HS: Ewangelie w dzisiejszej postaci, tak się nam dzisiaj zdaje, były jakiś zebraniem, podsumowaniem pierwotnych świadectw, różnych opowieści świadków. My musimy dziś przyjąć kierunek odwrotny, czyli przez Ewangelie do tych świadectw dotrzeć i próbować je rekonstruować.

MB: Mówimy o opowieściach różnych świadków, bo to wcale nie było tak, że o dziejach Jezusa opowiadały tylko cztery osoby, które zebrały potem swoją opowieść w czterech Ewangeliach. Tych opowieści było zdecydowanie więcej. Jedne zostały przez Kościół przyjęte, inne zostały odrzucone.

HS: Najstarsze odpisy nie mają nawet tytułów. Sama nazwa „Ewangelia” istniała wprawdzie wcześniej w grece, ale oznaczała tam wiadomość o zwycięstwie cesarza nad wrogami, o narodzinach jego potomka. Chrześcijaństwo przejmuje ją, ale już nie o księgę mu chodzi, ale o to wszystko, co przyniósł Jezus. Pierwszy ślad o tym, że księgi chrześcijan nazywano „Ewangeliami”, zostawili nam rabini w Talmudzie. Na początku drugiego wieku rabbi Meir nazywa pisma chrześcijan „aven gilyon”, „papierem fałszu”. Przypuszczamy, że to gra słów od „euangellion”. W pismach chrześcijańskich nazwa pojawia się gdzieś około 150 r., kiedy to św. Justyn pisze swoją „Apologię”. Odsyła tam do ksiąg, czytanych w trakcie zgromadzeń liturgicznych, nazywając je „Ewangeliami” i „Pamiętnikami Apostołów”.

MB: Mnie się zwłaszcza to drugie określenie podoba, bo trochę pokazuje myśl, z jaką Ewangelie były spisywane.

HS: Były spisywane przede wszystkim pod czujnym okiem apostołów, bo raczej nie przez nich osobiście.
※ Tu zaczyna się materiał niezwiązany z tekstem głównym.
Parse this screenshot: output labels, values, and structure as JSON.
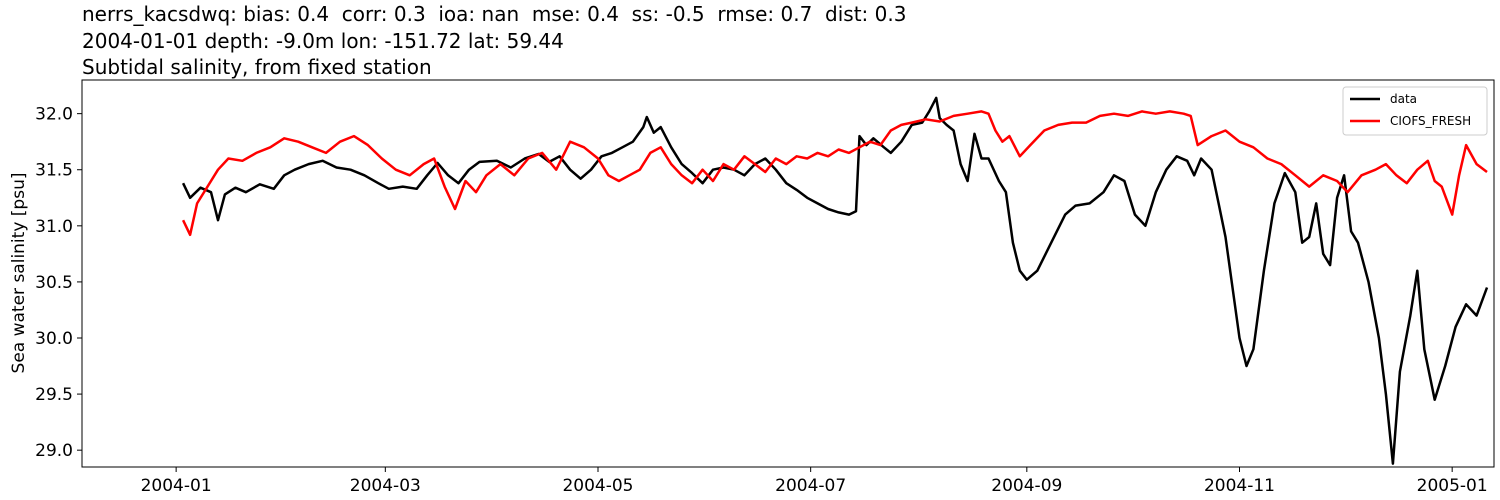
{
  "title_lines": [
    "nerrs_kacsdwq: bias: 0.4  corr: 0.3  ioa: nan  mse: 0.4  ss: -0.5  rmse: 0.7  dist: 0.3",
    "2004-01-01 depth: -9.0m lon: -151.72 lat: 59.44",
    "Subtidal salinity, from fixed station"
  ],
  "chart_data": {
    "type": "line",
    "ylabel": "Sea water salinity [psu]",
    "xlabel": "",
    "xlim": [
      "2003-12-05",
      "2005-01-13"
    ],
    "ylim": [
      28.85,
      32.3
    ],
    "x_ticks": [
      "2004-01",
      "2004-03",
      "2004-05",
      "2004-07",
      "2004-09",
      "2004-11",
      "2005-01"
    ],
    "y_ticks": [
      "29.0",
      "29.5",
      "30.0",
      "30.5",
      "31.0",
      "31.5",
      "32.0"
    ],
    "legend_position": "top-right",
    "grid": false,
    "series": [
      {
        "name": "data",
        "color": "#000000",
        "points": [
          [
            "2004-01-03",
            31.38
          ],
          [
            "2004-01-05",
            31.25
          ],
          [
            "2004-01-08",
            31.34
          ],
          [
            "2004-01-11",
            31.3
          ],
          [
            "2004-01-13",
            31.05
          ],
          [
            "2004-01-15",
            31.28
          ],
          [
            "2004-01-18",
            31.34
          ],
          [
            "2004-01-21",
            31.3
          ],
          [
            "2004-01-25",
            31.37
          ],
          [
            "2004-01-29",
            31.33
          ],
          [
            "2004-02-01",
            31.45
          ],
          [
            "2004-02-04",
            31.5
          ],
          [
            "2004-02-08",
            31.55
          ],
          [
            "2004-02-12",
            31.58
          ],
          [
            "2004-02-16",
            31.52
          ],
          [
            "2004-02-20",
            31.5
          ],
          [
            "2004-02-24",
            31.45
          ],
          [
            "2004-02-28",
            31.38
          ],
          [
            "2004-03-02",
            31.33
          ],
          [
            "2004-03-06",
            31.35
          ],
          [
            "2004-03-10",
            31.33
          ],
          [
            "2004-03-13",
            31.45
          ],
          [
            "2004-03-16",
            31.56
          ],
          [
            "2004-03-19",
            31.45
          ],
          [
            "2004-03-22",
            31.38
          ],
          [
            "2004-03-25",
            31.5
          ],
          [
            "2004-03-28",
            31.57
          ],
          [
            "2004-04-02",
            31.58
          ],
          [
            "2004-04-06",
            31.52
          ],
          [
            "2004-04-10",
            31.6
          ],
          [
            "2004-04-14",
            31.64
          ],
          [
            "2004-04-17",
            31.57
          ],
          [
            "2004-04-20",
            31.62
          ],
          [
            "2004-04-23",
            31.5
          ],
          [
            "2004-04-26",
            31.42
          ],
          [
            "2004-04-29",
            31.5
          ],
          [
            "2004-05-02",
            31.62
          ],
          [
            "2004-05-05",
            31.65
          ],
          [
            "2004-05-08",
            31.7
          ],
          [
            "2004-05-11",
            31.75
          ],
          [
            "2004-05-14",
            31.88
          ],
          [
            "2004-05-15",
            31.97
          ],
          [
            "2004-05-17",
            31.83
          ],
          [
            "2004-05-19",
            31.88
          ],
          [
            "2004-05-22",
            31.7
          ],
          [
            "2004-05-25",
            31.55
          ],
          [
            "2004-05-28",
            31.47
          ],
          [
            "2004-05-31",
            31.38
          ],
          [
            "2004-06-03",
            31.5
          ],
          [
            "2004-06-06",
            31.52
          ],
          [
            "2004-06-09",
            31.5
          ],
          [
            "2004-06-12",
            31.45
          ],
          [
            "2004-06-15",
            31.55
          ],
          [
            "2004-06-18",
            31.6
          ],
          [
            "2004-06-21",
            31.5
          ],
          [
            "2004-06-24",
            31.38
          ],
          [
            "2004-06-27",
            31.32
          ],
          [
            "2004-06-30",
            31.25
          ],
          [
            "2004-07-03",
            31.2
          ],
          [
            "2004-07-06",
            31.15
          ],
          [
            "2004-07-09",
            31.12
          ],
          [
            "2004-07-12",
            31.1
          ],
          [
            "2004-07-14",
            31.13
          ],
          [
            "2004-07-15",
            31.8
          ],
          [
            "2004-07-17",
            31.72
          ],
          [
            "2004-07-19",
            31.78
          ],
          [
            "2004-07-22",
            31.7
          ],
          [
            "2004-07-24",
            31.65
          ],
          [
            "2004-07-27",
            31.75
          ],
          [
            "2004-07-30",
            31.9
          ],
          [
            "2004-08-02",
            31.92
          ],
          [
            "2004-08-04",
            32.02
          ],
          [
            "2004-08-06",
            32.14
          ],
          [
            "2004-08-07",
            31.96
          ],
          [
            "2004-08-09",
            31.9
          ],
          [
            "2004-08-11",
            31.85
          ],
          [
            "2004-08-13",
            31.55
          ],
          [
            "2004-08-15",
            31.4
          ],
          [
            "2004-08-17",
            31.82
          ],
          [
            "2004-08-19",
            31.6
          ],
          [
            "2004-08-21",
            31.6
          ],
          [
            "2004-08-24",
            31.4
          ],
          [
            "2004-08-26",
            31.3
          ],
          [
            "2004-08-28",
            30.85
          ],
          [
            "2004-08-30",
            30.6
          ],
          [
            "2004-09-01",
            30.52
          ],
          [
            "2004-09-04",
            30.6
          ],
          [
            "2004-09-08",
            30.85
          ],
          [
            "2004-09-12",
            31.1
          ],
          [
            "2004-09-15",
            31.18
          ],
          [
            "2004-09-19",
            31.2
          ],
          [
            "2004-09-23",
            31.3
          ],
          [
            "2004-09-26",
            31.45
          ],
          [
            "2004-09-29",
            31.4
          ],
          [
            "2004-10-02",
            31.1
          ],
          [
            "2004-10-05",
            31.0
          ],
          [
            "2004-10-08",
            31.3
          ],
          [
            "2004-10-11",
            31.5
          ],
          [
            "2004-10-14",
            31.62
          ],
          [
            "2004-10-17",
            31.58
          ],
          [
            "2004-10-19",
            31.45
          ],
          [
            "2004-10-21",
            31.6
          ],
          [
            "2004-10-24",
            31.5
          ],
          [
            "2004-10-26",
            31.2
          ],
          [
            "2004-10-28",
            30.9
          ],
          [
            "2004-10-30",
            30.45
          ],
          [
            "2004-11-01",
            30.0
          ],
          [
            "2004-11-03",
            29.75
          ],
          [
            "2004-11-05",
            29.9
          ],
          [
            "2004-11-08",
            30.6
          ],
          [
            "2004-11-11",
            31.2
          ],
          [
            "2004-11-14",
            31.47
          ],
          [
            "2004-11-17",
            31.3
          ],
          [
            "2004-11-19",
            30.85
          ],
          [
            "2004-11-21",
            30.9
          ],
          [
            "2004-11-23",
            31.2
          ],
          [
            "2004-11-25",
            30.75
          ],
          [
            "2004-11-27",
            30.65
          ],
          [
            "2004-11-29",
            31.25
          ],
          [
            "2004-12-01",
            31.45
          ],
          [
            "2004-12-03",
            30.95
          ],
          [
            "2004-12-05",
            30.85
          ],
          [
            "2004-12-08",
            30.5
          ],
          [
            "2004-12-11",
            30.0
          ],
          [
            "2004-12-13",
            29.5
          ],
          [
            "2004-12-15",
            28.88
          ],
          [
            "2004-12-17",
            29.7
          ],
          [
            "2004-12-20",
            30.2
          ],
          [
            "2004-12-22",
            30.6
          ],
          [
            "2004-12-24",
            29.9
          ],
          [
            "2004-12-27",
            29.45
          ],
          [
            "2004-12-30",
            29.75
          ],
          [
            "2005-01-02",
            30.1
          ],
          [
            "2005-01-05",
            30.3
          ],
          [
            "2005-01-08",
            30.2
          ],
          [
            "2005-01-11",
            30.45
          ]
        ]
      },
      {
        "name": "CIOFS_FRESH",
        "color": "#ff0000",
        "points": [
          [
            "2004-01-03",
            31.05
          ],
          [
            "2004-01-05",
            30.92
          ],
          [
            "2004-01-07",
            31.2
          ],
          [
            "2004-01-10",
            31.35
          ],
          [
            "2004-01-13",
            31.5
          ],
          [
            "2004-01-16",
            31.6
          ],
          [
            "2004-01-20",
            31.58
          ],
          [
            "2004-01-24",
            31.65
          ],
          [
            "2004-01-28",
            31.7
          ],
          [
            "2004-02-01",
            31.78
          ],
          [
            "2004-02-05",
            31.75
          ],
          [
            "2004-02-09",
            31.7
          ],
          [
            "2004-02-13",
            31.65
          ],
          [
            "2004-02-17",
            31.75
          ],
          [
            "2004-02-21",
            31.8
          ],
          [
            "2004-02-25",
            31.72
          ],
          [
            "2004-02-29",
            31.6
          ],
          [
            "2004-03-04",
            31.5
          ],
          [
            "2004-03-08",
            31.45
          ],
          [
            "2004-03-12",
            31.55
          ],
          [
            "2004-03-15",
            31.6
          ],
          [
            "2004-03-18",
            31.35
          ],
          [
            "2004-03-21",
            31.15
          ],
          [
            "2004-03-24",
            31.4
          ],
          [
            "2004-03-27",
            31.3
          ],
          [
            "2004-03-30",
            31.45
          ],
          [
            "2004-04-03",
            31.55
          ],
          [
            "2004-04-07",
            31.45
          ],
          [
            "2004-04-11",
            31.6
          ],
          [
            "2004-04-15",
            31.65
          ],
          [
            "2004-04-19",
            31.5
          ],
          [
            "2004-04-23",
            31.75
          ],
          [
            "2004-04-27",
            31.7
          ],
          [
            "2004-05-01",
            31.6
          ],
          [
            "2004-05-04",
            31.45
          ],
          [
            "2004-05-07",
            31.4
          ],
          [
            "2004-05-10",
            31.45
          ],
          [
            "2004-05-13",
            31.5
          ],
          [
            "2004-05-16",
            31.65
          ],
          [
            "2004-05-19",
            31.7
          ],
          [
            "2004-05-22",
            31.55
          ],
          [
            "2004-05-25",
            31.45
          ],
          [
            "2004-05-28",
            31.38
          ],
          [
            "2004-05-31",
            31.5
          ],
          [
            "2004-06-03",
            31.4
          ],
          [
            "2004-06-06",
            31.55
          ],
          [
            "2004-06-09",
            31.5
          ],
          [
            "2004-06-12",
            31.62
          ],
          [
            "2004-06-15",
            31.55
          ],
          [
            "2004-06-18",
            31.48
          ],
          [
            "2004-06-21",
            31.6
          ],
          [
            "2004-06-24",
            31.55
          ],
          [
            "2004-06-27",
            31.62
          ],
          [
            "2004-06-30",
            31.6
          ],
          [
            "2004-07-03",
            31.65
          ],
          [
            "2004-07-06",
            31.62
          ],
          [
            "2004-07-09",
            31.68
          ],
          [
            "2004-07-12",
            31.65
          ],
          [
            "2004-07-15",
            31.7
          ],
          [
            "2004-07-18",
            31.75
          ],
          [
            "2004-07-21",
            31.72
          ],
          [
            "2004-07-24",
            31.85
          ],
          [
            "2004-07-27",
            31.9
          ],
          [
            "2004-07-30",
            31.92
          ],
          [
            "2004-08-03",
            31.95
          ],
          [
            "2004-08-07",
            31.93
          ],
          [
            "2004-08-11",
            31.98
          ],
          [
            "2004-08-15",
            32.0
          ],
          [
            "2004-08-19",
            32.02
          ],
          [
            "2004-08-21",
            32.0
          ],
          [
            "2004-08-23",
            31.85
          ],
          [
            "2004-08-25",
            31.75
          ],
          [
            "2004-08-27",
            31.8
          ],
          [
            "2004-08-30",
            31.62
          ],
          [
            "2004-09-02",
            31.72
          ],
          [
            "2004-09-06",
            31.85
          ],
          [
            "2004-09-10",
            31.9
          ],
          [
            "2004-09-14",
            31.92
          ],
          [
            "2004-09-18",
            31.92
          ],
          [
            "2004-09-22",
            31.98
          ],
          [
            "2004-09-26",
            32.0
          ],
          [
            "2004-09-30",
            31.98
          ],
          [
            "2004-10-04",
            32.02
          ],
          [
            "2004-10-08",
            32.0
          ],
          [
            "2004-10-12",
            32.02
          ],
          [
            "2004-10-16",
            32.0
          ],
          [
            "2004-10-18",
            31.98
          ],
          [
            "2004-10-20",
            31.72
          ],
          [
            "2004-10-24",
            31.8
          ],
          [
            "2004-10-28",
            31.85
          ],
          [
            "2004-11-01",
            31.75
          ],
          [
            "2004-11-05",
            31.7
          ],
          [
            "2004-11-09",
            31.6
          ],
          [
            "2004-11-13",
            31.55
          ],
          [
            "2004-11-17",
            31.45
          ],
          [
            "2004-11-21",
            31.35
          ],
          [
            "2004-11-25",
            31.45
          ],
          [
            "2004-11-29",
            31.4
          ],
          [
            "2004-12-02",
            31.3
          ],
          [
            "2004-12-06",
            31.45
          ],
          [
            "2004-12-10",
            31.5
          ],
          [
            "2004-12-13",
            31.55
          ],
          [
            "2004-12-16",
            31.45
          ],
          [
            "2004-12-19",
            31.38
          ],
          [
            "2004-12-22",
            31.5
          ],
          [
            "2004-12-25",
            31.58
          ],
          [
            "2004-12-27",
            31.4
          ],
          [
            "2004-12-29",
            31.35
          ],
          [
            "2005-01-01",
            31.1
          ],
          [
            "2005-01-03",
            31.45
          ],
          [
            "2005-01-05",
            31.72
          ],
          [
            "2005-01-08",
            31.55
          ],
          [
            "2005-01-11",
            31.48
          ]
        ]
      }
    ]
  }
}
I rzeczywiście przez długie wieki były traktowane jak pamiętniki czy po prostu jako żywot Jezusa. W średniowieczu, kiedy Ewangelia była cenną księgą, przepisywaną przez skrybów, czytano ją po prostu jako żywot, jako biografię. Próbowano wówczas zestawiać cztery znane biografie, tworzyć z nich jedną. Dopiero w XIX w. kierunek badań się zmienił. Rozwinął się wtedy nurt nazywany krytyką literacką i krytyką historyczną Biblii. To zresztą jest coś, co mocno odróżnia nas od innych religii – muzułmanie do dziś nie poddali Koranu takim badaniom, choć próbują je prowadzić badacze chrześcijańscy i niewierzący.

MB: Ta krytyka kazała zwątpić w to, czy Ewangelie są prostymi biografiami.

HS: Zwrócono wówczas uwagę na to, że brakuje nam w tych pismach wielu rzeczy dla biografii charakterystycznych, jak choćby opisu fizycznego wyglądu Jezusa. Jednak od kilkudziesięciu lat powraca w teologii myśl, żeby jednak Ewangelie za biografie uznać.

MB: Ale – i to jest chyba ważne – z zaznaczeniem, że mówimy tu o biografii w sensie starożytnym, bo do tych współczesnych trudno nam będzie Ewangelie porównywać.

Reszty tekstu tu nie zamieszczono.